Monday, June 3, 2013

Mud review



             It wasn’t that long ago when Mathew McConaughey was that bottle-tanned, oiled up, slick-back-haired, smug asshole in all of those bad romantic comedies. He was easy to hate. His acting was lazy, his accent was obnoxious, and his movies were terrible. But even at his worst, when he was always seen leaning against his female co-stars in the posters of those soul-sucking rom-coms, we had to remember that first performance in “Dazed in Confused”,  where he practically stole the entire movie as a stoned, post-high school graduate, who was equally sleazy and charming. There was something there and part of us knew that he should and probably could be much better than he was allowing himself to be.
                Some actors aren’t meant to universally liked and in the case of McConauhey, he seems to support a story better when he is either transgressing his rugged good looks or using them to mask his character’s true motivations. In the last few years we have seen him really go against the grain of his People-Magazine-Sexiest-Man-of-the-Year phase in favor of playing smaller, darker, more challenging roles in artist driven movies like “Magic Mike” as the pathetic aging strip-club owner,  the sexually dangerous hit-man in the NC-17 “Killer Joe” and now as a hobo with a shrouded past in “Mud”.

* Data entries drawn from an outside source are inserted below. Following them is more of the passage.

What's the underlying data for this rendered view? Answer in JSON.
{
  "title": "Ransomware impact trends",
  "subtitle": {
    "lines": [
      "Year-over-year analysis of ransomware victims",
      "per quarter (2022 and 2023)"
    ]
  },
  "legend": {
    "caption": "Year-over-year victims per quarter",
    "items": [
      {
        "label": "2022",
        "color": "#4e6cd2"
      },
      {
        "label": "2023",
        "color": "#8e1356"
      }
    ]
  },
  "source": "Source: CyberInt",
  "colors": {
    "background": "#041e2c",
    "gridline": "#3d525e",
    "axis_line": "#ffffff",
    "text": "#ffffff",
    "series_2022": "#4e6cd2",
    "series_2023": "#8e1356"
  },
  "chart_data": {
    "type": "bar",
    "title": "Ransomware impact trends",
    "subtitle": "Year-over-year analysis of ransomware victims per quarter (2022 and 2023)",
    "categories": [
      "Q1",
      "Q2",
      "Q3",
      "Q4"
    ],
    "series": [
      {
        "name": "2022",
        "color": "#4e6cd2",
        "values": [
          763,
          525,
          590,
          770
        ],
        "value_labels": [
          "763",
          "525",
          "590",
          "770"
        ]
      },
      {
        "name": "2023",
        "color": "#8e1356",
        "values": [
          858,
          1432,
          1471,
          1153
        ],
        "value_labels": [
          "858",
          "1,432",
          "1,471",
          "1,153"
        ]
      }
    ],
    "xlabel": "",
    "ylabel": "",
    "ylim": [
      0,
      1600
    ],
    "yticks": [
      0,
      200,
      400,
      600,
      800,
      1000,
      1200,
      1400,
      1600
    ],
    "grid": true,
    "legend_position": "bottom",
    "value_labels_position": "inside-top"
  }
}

                Not unlike a modern day Huck Fin story, this film tells the tale of two southern fourteen year olds who live in the rural riverside of small-town Arkansas.  Even though Ellis (Tye Sheridan) is the more passive of the two, it is his personal journey that is used to tell this coming of age tale. When his best friend Neckbone (Jacob Lofland) takes him out to a small piece of river-island to show him an abandoned fishing boat in a tree, it doesn’t take long for them to both realize that someone else is occupying their would-be fort.
                McConaughey shows up as Mud, a friendly but nonetheless intimidating hobo. With plans to get back in contact with his ex-girlfriend Juniper (Reese Witherspoon), he ropes both kids into bringing him some food and supplies while he dodges the law in the wilderness.

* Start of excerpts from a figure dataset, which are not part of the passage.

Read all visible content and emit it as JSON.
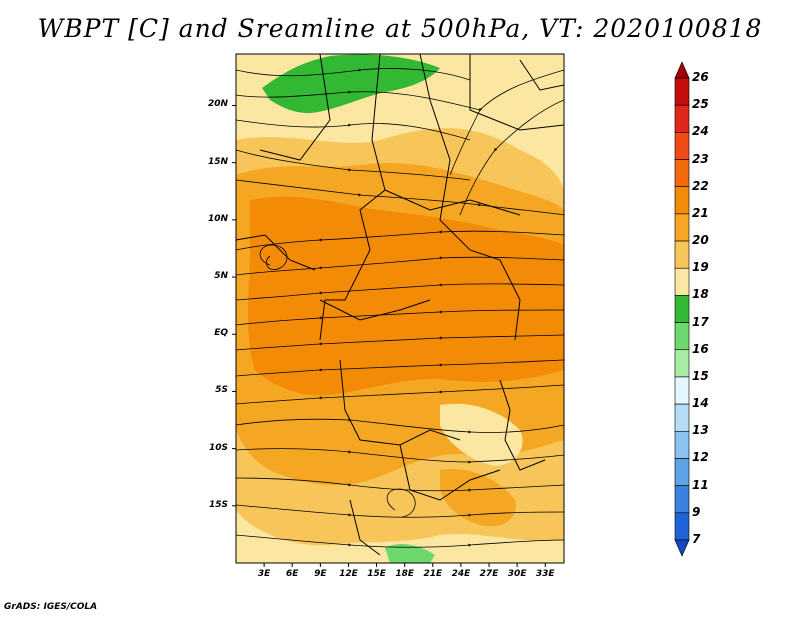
{
  "title": "WBPT [C] and Sreamline at 500hPa, VT: 2020100818",
  "footer": "GrADS: IGES/COLA",
  "map": {
    "lat_labels": [
      "20N",
      "15N",
      "10N",
      "5N",
      "EQ",
      "5S",
      "10S",
      "15S"
    ],
    "lat_values": [
      20,
      15,
      10,
      5,
      0,
      -5,
      -10,
      -15
    ],
    "lon_labels": [
      "3E",
      "6E",
      "9E",
      "12E",
      "15E",
      "18E",
      "21E",
      "24E",
      "27E",
      "30E",
      "33E"
    ],
    "lon_values": [
      3,
      6,
      9,
      12,
      15,
      18,
      21,
      24,
      27,
      30,
      33
    ],
    "lat_range": [
      -20,
      24.5
    ],
    "lon_range": [
      0,
      35
    ]
  },
  "colorbar": {
    "labels": [
      "26",
      "25",
      "24",
      "23",
      "22",
      "21",
      "20",
      "19",
      "18",
      "17",
      "16",
      "15",
      "14",
      "13",
      "12",
      "11",
      "9",
      "7"
    ],
    "colors": [
      "#a50000",
      "#c40d0d",
      "#e0271d",
      "#f04a17",
      "#f26a0c",
      "#f48b06",
      "#f5a623",
      "#f8c55b",
      "#fbe7a1",
      "#33b833",
      "#6dd96d",
      "#a8eca8",
      "#e4f6ff",
      "#b7dcf7",
      "#8cc2f0",
      "#5ea3e8",
      "#3b82e0",
      "#1f63d6",
      "#1447c2"
    ]
  },
  "colors": {
    "low": "#fbe7a1",
    "mid": "#f8c55b",
    "high": "#f5a623",
    "peak": "#f48b06",
    "green": "#33b833",
    "green_light": "#6dd96d"
  }
}
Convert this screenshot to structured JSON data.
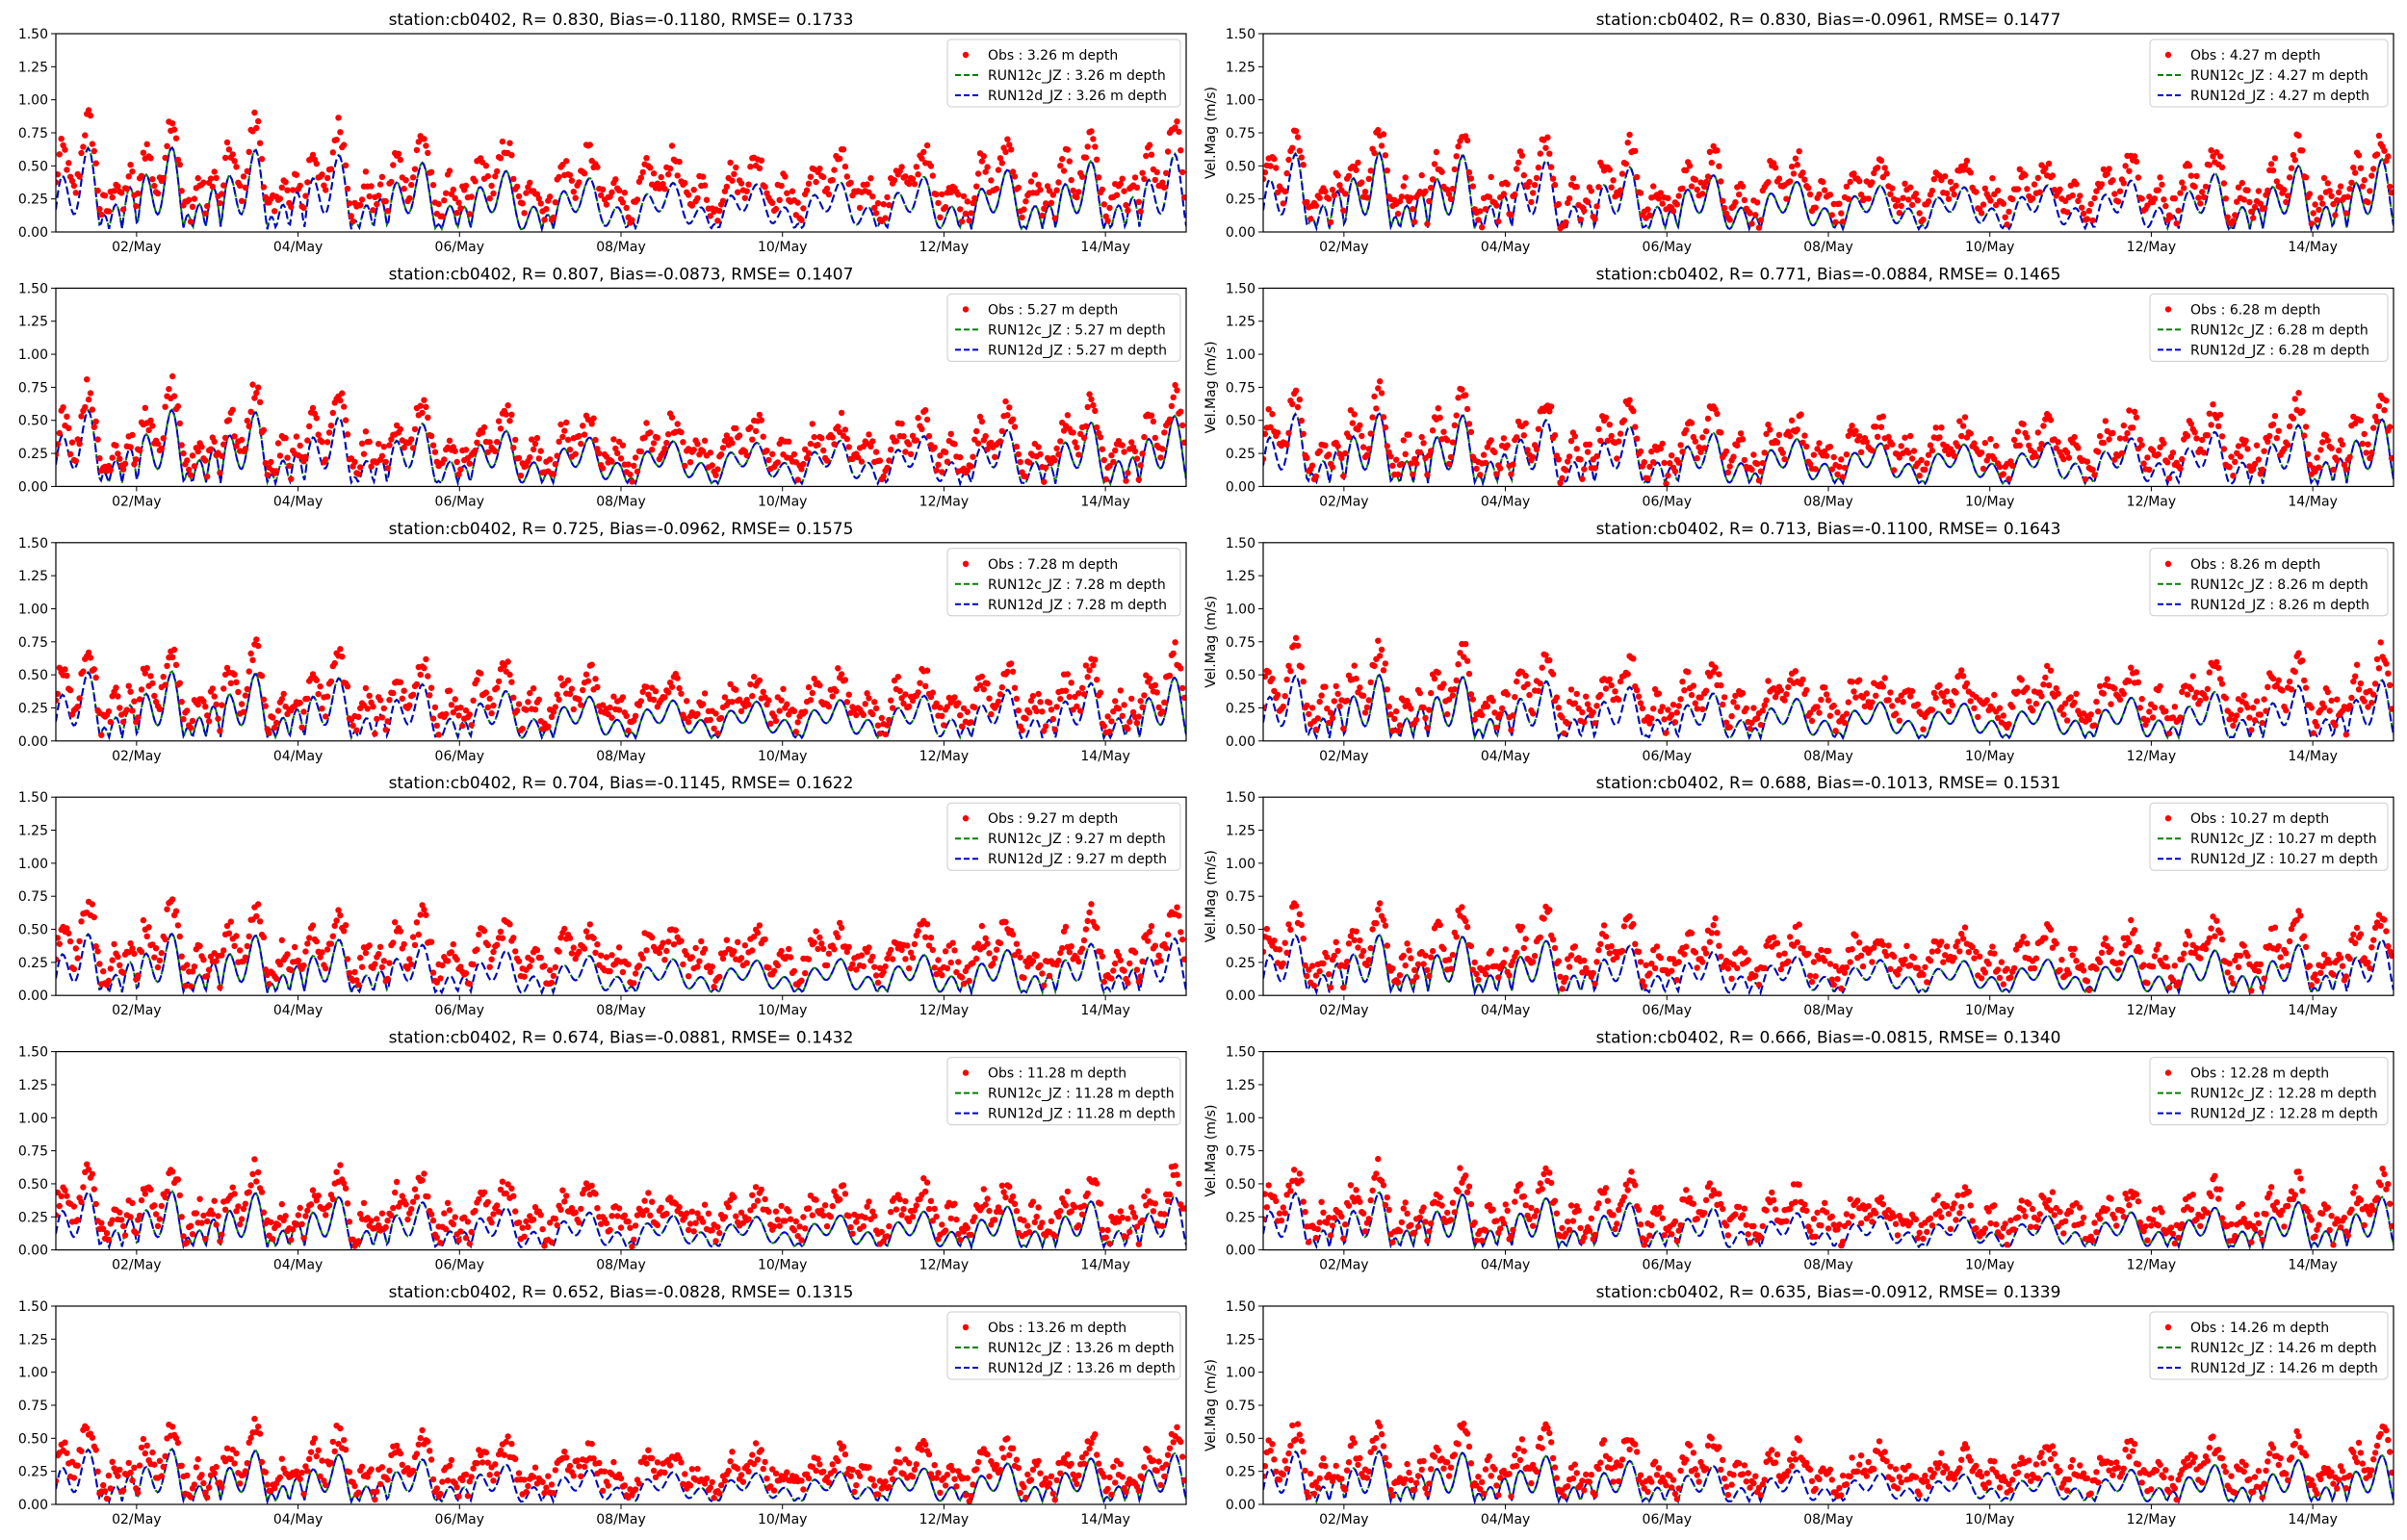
{
  "chart_data": [
    {
      "type": "scatter",
      "title": "station:cb0402, R= 0.830, Bias=-0.1180, RMSE= 0.1733",
      "ylabel": "",
      "ylim": [
        0,
        1.5
      ],
      "yticks": [
        "0.00",
        "0.25",
        "0.50",
        "0.75",
        "1.00",
        "1.25",
        "1.50"
      ],
      "xticks": [
        "02/May",
        "04/May",
        "06/May",
        "08/May",
        "10/May",
        "12/May",
        "14/May"
      ],
      "legend_position": "upper right",
      "series": [
        {
          "name": "Obs : 3.26 m depth",
          "style": "dots",
          "color": "#ff0000",
          "base": 0.35,
          "amp": 0.55,
          "bias": 0.118
        },
        {
          "name": "RUN12c_JZ : 3.26 m depth",
          "style": "dashed",
          "color": "#008000",
          "base": 0.25,
          "amp": 0.5
        },
        {
          "name": "RUN12d_JZ : 3.26 m depth",
          "style": "dashed",
          "color": "#0000cc",
          "base": 0.25,
          "amp": 0.5
        }
      ]
    },
    {
      "type": "scatter",
      "title": "station:cb0402, R= 0.830, Bias=-0.0961, RMSE= 0.1477",
      "ylabel": "Vel.Mag (m/s)",
      "ylim": [
        0,
        1.5
      ],
      "yticks": [
        "0.00",
        "0.25",
        "0.50",
        "0.75",
        "1.00",
        "1.25",
        "1.50"
      ],
      "xticks": [
        "02/May",
        "04/May",
        "06/May",
        "08/May",
        "10/May",
        "12/May",
        "14/May"
      ],
      "legend_position": "upper right",
      "series": [
        {
          "name": "Obs : 4.27 m depth",
          "style": "dots",
          "color": "#ff0000",
          "base": 0.33,
          "amp": 0.5,
          "bias": 0.096
        },
        {
          "name": "RUN12c_JZ : 4.27 m depth",
          "style": "dashed",
          "color": "#008000",
          "base": 0.24,
          "amp": 0.46
        },
        {
          "name": "RUN12d_JZ : 4.27 m depth",
          "style": "dashed",
          "color": "#0000cc",
          "base": 0.24,
          "amp": 0.46
        }
      ]
    },
    {
      "type": "scatter",
      "title": "station:cb0402, R= 0.807, Bias=-0.0873, RMSE= 0.1407",
      "ylabel": "",
      "ylim": [
        0,
        1.5
      ],
      "yticks": [
        "0.00",
        "0.25",
        "0.50",
        "0.75",
        "1.00",
        "1.25",
        "1.50"
      ],
      "xticks": [
        "02/May",
        "04/May",
        "06/May",
        "08/May",
        "10/May",
        "12/May",
        "14/May"
      ],
      "legend_position": "upper right",
      "series": [
        {
          "name": "Obs : 5.27 m depth",
          "style": "dots",
          "color": "#ff0000",
          "base": 0.32,
          "amp": 0.48,
          "bias": 0.087
        },
        {
          "name": "RUN12c_JZ : 5.27 m depth",
          "style": "dashed",
          "color": "#008000",
          "base": 0.24,
          "amp": 0.44
        },
        {
          "name": "RUN12d_JZ : 5.27 m depth",
          "style": "dashed",
          "color": "#0000cc",
          "base": 0.24,
          "amp": 0.44
        }
      ]
    },
    {
      "type": "scatter",
      "title": "station:cb0402, R= 0.771, Bias=-0.0884, RMSE= 0.1465",
      "ylabel": "Vel.Mag (m/s)",
      "ylim": [
        0,
        1.5
      ],
      "yticks": [
        "0.00",
        "0.25",
        "0.50",
        "0.75",
        "1.00",
        "1.25",
        "1.50"
      ],
      "xticks": [
        "02/May",
        "04/May",
        "06/May",
        "08/May",
        "10/May",
        "12/May",
        "14/May"
      ],
      "legend_position": "upper right",
      "series": [
        {
          "name": "Obs : 6.28 m depth",
          "style": "dots",
          "color": "#ff0000",
          "base": 0.31,
          "amp": 0.46,
          "bias": 0.088
        },
        {
          "name": "RUN12c_JZ : 6.28 m depth",
          "style": "dashed",
          "color": "#008000",
          "base": 0.23,
          "amp": 0.42
        },
        {
          "name": "RUN12d_JZ : 6.28 m depth",
          "style": "dashed",
          "color": "#0000cc",
          "base": 0.23,
          "amp": 0.42
        }
      ]
    },
    {
      "type": "scatter",
      "title": "station:cb0402, R= 0.725, Bias=-0.0962, RMSE= 0.1575",
      "ylabel": "",
      "ylim": [
        0,
        1.5
      ],
      "yticks": [
        "0.00",
        "0.25",
        "0.50",
        "0.75",
        "1.00",
        "1.25",
        "1.50"
      ],
      "xticks": [
        "02/May",
        "04/May",
        "06/May",
        "08/May",
        "10/May",
        "12/May",
        "14/May"
      ],
      "legend_position": "upper right",
      "series": [
        {
          "name": "Obs : 7.28 m depth",
          "style": "dots",
          "color": "#ff0000",
          "base": 0.3,
          "amp": 0.44,
          "bias": 0.096
        },
        {
          "name": "RUN12c_JZ : 7.28 m depth",
          "style": "dashed",
          "color": "#008000",
          "base": 0.21,
          "amp": 0.4
        },
        {
          "name": "RUN12d_JZ : 7.28 m depth",
          "style": "dashed",
          "color": "#0000cc",
          "base": 0.21,
          "amp": 0.4
        }
      ]
    },
    {
      "type": "scatter",
      "title": "station:cb0402, R= 0.713, Bias=-0.1100, RMSE= 0.1643",
      "ylabel": "Vel.Mag (m/s)",
      "ylim": [
        0,
        1.5
      ],
      "yticks": [
        "0.00",
        "0.25",
        "0.50",
        "0.75",
        "1.00",
        "1.25",
        "1.50"
      ],
      "xticks": [
        "02/May",
        "04/May",
        "06/May",
        "08/May",
        "10/May",
        "12/May",
        "14/May"
      ],
      "legend_position": "upper right",
      "series": [
        {
          "name": "Obs : 8.26 m depth",
          "style": "dots",
          "color": "#ff0000",
          "base": 0.3,
          "amp": 0.43,
          "bias": 0.11
        },
        {
          "name": "RUN12c_JZ : 8.26 m depth",
          "style": "dashed",
          "color": "#008000",
          "base": 0.2,
          "amp": 0.38
        },
        {
          "name": "RUN12d_JZ : 8.26 m depth",
          "style": "dashed",
          "color": "#0000cc",
          "base": 0.2,
          "amp": 0.38
        }
      ]
    },
    {
      "type": "scatter",
      "title": "station:cb0402, R= 0.704, Bias=-0.1145, RMSE= 0.1622",
      "ylabel": "",
      "ylim": [
        0,
        1.5
      ],
      "yticks": [
        "0.00",
        "0.25",
        "0.50",
        "0.75",
        "1.00",
        "1.25",
        "1.50"
      ],
      "xticks": [
        "02/May",
        "04/May",
        "06/May",
        "08/May",
        "10/May",
        "12/May",
        "14/May"
      ],
      "legend_position": "upper right",
      "series": [
        {
          "name": "Obs : 9.27 m depth",
          "style": "dots",
          "color": "#ff0000",
          "base": 0.29,
          "amp": 0.42,
          "bias": 0.114
        },
        {
          "name": "RUN12c_JZ : 9.27 m depth",
          "style": "dashed",
          "color": "#008000",
          "base": 0.18,
          "amp": 0.36
        },
        {
          "name": "RUN12d_JZ : 9.27 m depth",
          "style": "dashed",
          "color": "#0000cc",
          "base": 0.18,
          "amp": 0.36
        }
      ]
    },
    {
      "type": "scatter",
      "title": "station:cb0402, R= 0.688, Bias=-0.1013, RMSE= 0.1531",
      "ylabel": "Vel.Mag (m/s)",
      "ylim": [
        0,
        1.5
      ],
      "yticks": [
        "0.00",
        "0.25",
        "0.50",
        "0.75",
        "1.00",
        "1.25",
        "1.50"
      ],
      "xticks": [
        "02/May",
        "04/May",
        "06/May",
        "08/May",
        "10/May",
        "12/May",
        "14/May"
      ],
      "legend_position": "upper right",
      "series": [
        {
          "name": "Obs : 10.27 m depth",
          "style": "dots",
          "color": "#ff0000",
          "base": 0.28,
          "amp": 0.4,
          "bias": 0.101
        },
        {
          "name": "RUN12c_JZ : 10.27 m depth",
          "style": "dashed",
          "color": "#008000",
          "base": 0.18,
          "amp": 0.35
        },
        {
          "name": "RUN12d_JZ : 10.27 m depth",
          "style": "dashed",
          "color": "#0000cc",
          "base": 0.18,
          "amp": 0.35
        }
      ]
    },
    {
      "type": "scatter",
      "title": "station:cb0402, R= 0.674, Bias=-0.0881, RMSE= 0.1432",
      "ylabel": "",
      "ylim": [
        0,
        1.5
      ],
      "yticks": [
        "0.00",
        "0.25",
        "0.50",
        "0.75",
        "1.00",
        "1.25",
        "1.50"
      ],
      "xticks": [
        "02/May",
        "04/May",
        "06/May",
        "08/May",
        "10/May",
        "12/May",
        "14/May"
      ],
      "legend_position": "upper right",
      "series": [
        {
          "name": "Obs : 11.28 m depth",
          "style": "dots",
          "color": "#ff0000",
          "base": 0.27,
          "amp": 0.38,
          "bias": 0.088
        },
        {
          "name": "RUN12c_JZ : 11.28 m depth",
          "style": "dashed",
          "color": "#008000",
          "base": 0.17,
          "amp": 0.34
        },
        {
          "name": "RUN12d_JZ : 11.28 m depth",
          "style": "dashed",
          "color": "#0000cc",
          "base": 0.17,
          "amp": 0.34
        }
      ]
    },
    {
      "type": "scatter",
      "title": "station:cb0402, R= 0.666, Bias=-0.0815, RMSE= 0.1340",
      "ylabel": "Vel.Mag (m/s)",
      "ylim": [
        0,
        1.5
      ],
      "yticks": [
        "0.00",
        "0.25",
        "0.50",
        "0.75",
        "1.00",
        "1.25",
        "1.50"
      ],
      "xticks": [
        "02/May",
        "04/May",
        "06/May",
        "08/May",
        "10/May",
        "12/May",
        "14/May"
      ],
      "legend_position": "upper right",
      "series": [
        {
          "name": "Obs : 12.28 m depth",
          "style": "dots",
          "color": "#ff0000",
          "base": 0.26,
          "amp": 0.37,
          "bias": 0.082
        },
        {
          "name": "RUN12c_JZ : 12.28 m depth",
          "style": "dashed",
          "color": "#008000",
          "base": 0.17,
          "amp": 0.33
        },
        {
          "name": "RUN12d_JZ : 12.28 m depth",
          "style": "dashed",
          "color": "#0000cc",
          "base": 0.17,
          "amp": 0.33
        }
      ]
    },
    {
      "type": "scatter",
      "title": "station:cb0402, R= 0.652, Bias=-0.0828, RMSE= 0.1315",
      "ylabel": "",
      "ylim": [
        0,
        1.5
      ],
      "yticks": [
        "0.00",
        "0.25",
        "0.50",
        "0.75",
        "1.00",
        "1.25",
        "1.50"
      ],
      "xticks": [
        "02/May",
        "04/May",
        "06/May",
        "08/May",
        "10/May",
        "12/May",
        "14/May"
      ],
      "legend_position": "upper right",
      "series": [
        {
          "name": "Obs : 13.26 m depth",
          "style": "dots",
          "color": "#ff0000",
          "base": 0.25,
          "amp": 0.36,
          "bias": 0.083
        },
        {
          "name": "RUN12c_JZ : 13.26 m depth",
          "style": "dashed",
          "color": "#008000",
          "base": 0.16,
          "amp": 0.32
        },
        {
          "name": "RUN12d_JZ : 13.26 m depth",
          "style": "dashed",
          "color": "#0000cc",
          "base": 0.16,
          "amp": 0.32
        }
      ]
    },
    {
      "type": "scatter",
      "title": "station:cb0402, R= 0.635, Bias=-0.0912, RMSE= 0.1339",
      "ylabel": "Vel.Mag (m/s)",
      "ylim": [
        0,
        1.5
      ],
      "yticks": [
        "0.00",
        "0.25",
        "0.50",
        "0.75",
        "1.00",
        "1.25",
        "1.50"
      ],
      "xticks": [
        "02/May",
        "04/May",
        "06/May",
        "08/May",
        "10/May",
        "12/May",
        "14/May"
      ],
      "legend_position": "upper right",
      "series": [
        {
          "name": "Obs : 14.26 m depth",
          "style": "dots",
          "color": "#ff0000",
          "base": 0.24,
          "amp": 0.35,
          "bias": 0.091
        },
        {
          "name": "RUN12c_JZ : 14.26 m depth",
          "style": "dashed",
          "color": "#008000",
          "base": 0.15,
          "amp": 0.31
        },
        {
          "name": "RUN12d_JZ : 14.26 m depth",
          "style": "dashed",
          "color": "#0000cc",
          "base": 0.15,
          "amp": 0.31
        }
      ]
    }
  ]
}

                As Ellis works on getting Mud and Juniper to reconcile, he is also dealing with his parents’ divorce, losing his childhood home, and experiencing his own teenage flirtations with a local girl, a few grades above him. What I love about this film and what makes it a truly involving story is that it’s essentially a tale of what love means to the eyes of the impressionable—reminding us that first loves are also followed by first disappointments. It’s a moody picture full of dark suggestions and shady undercurrents—as experienced through the bathless underprivileged of the south—but at its core it is an unabashedly romantic film about the best intentions of humanity and it proudly wears it’s broken heart on its sleeve.
                The warm and tender tone established by writer/director Jeff Nichols, serves to support his actors and their performances with a somewhat detached but sympathetic camera style. Sheridan and Lofland, the two unknown teenage actors who play the leads in this film, are both outstanding. Like the children portrayed in older post-Spielberg movies such as “Stand by Me”, “Goonies”, and “The Sandlot”, these characters talk and reason like real pre-teens; they curse, they hyperbolize and they lie when they think it’s for a good cause or when they’re trying to get out of tight spot.  
                McCongauhey as the title character again finds a difficult balance to strike, as he must present himself as sketchy, amiable, funny, and possibly violent all at the same time. Because he has now played both extremes in the spectrum of his skillsets—everything from psychotically scary to scarily uncharismatic—he knows exactly where to place this character, by drawing the audience on his side with healthy reservations.
                “Mud” isn’t perfect but it’s pretty damn close. Sure, it’s about fifteen minutes too long and the third act stumbles into preposterous shoot-outs and some disappointing culminations in the plot but even those things can’t detract from how subtly powerful, thoughtfully written and skillfully made this movie usually is.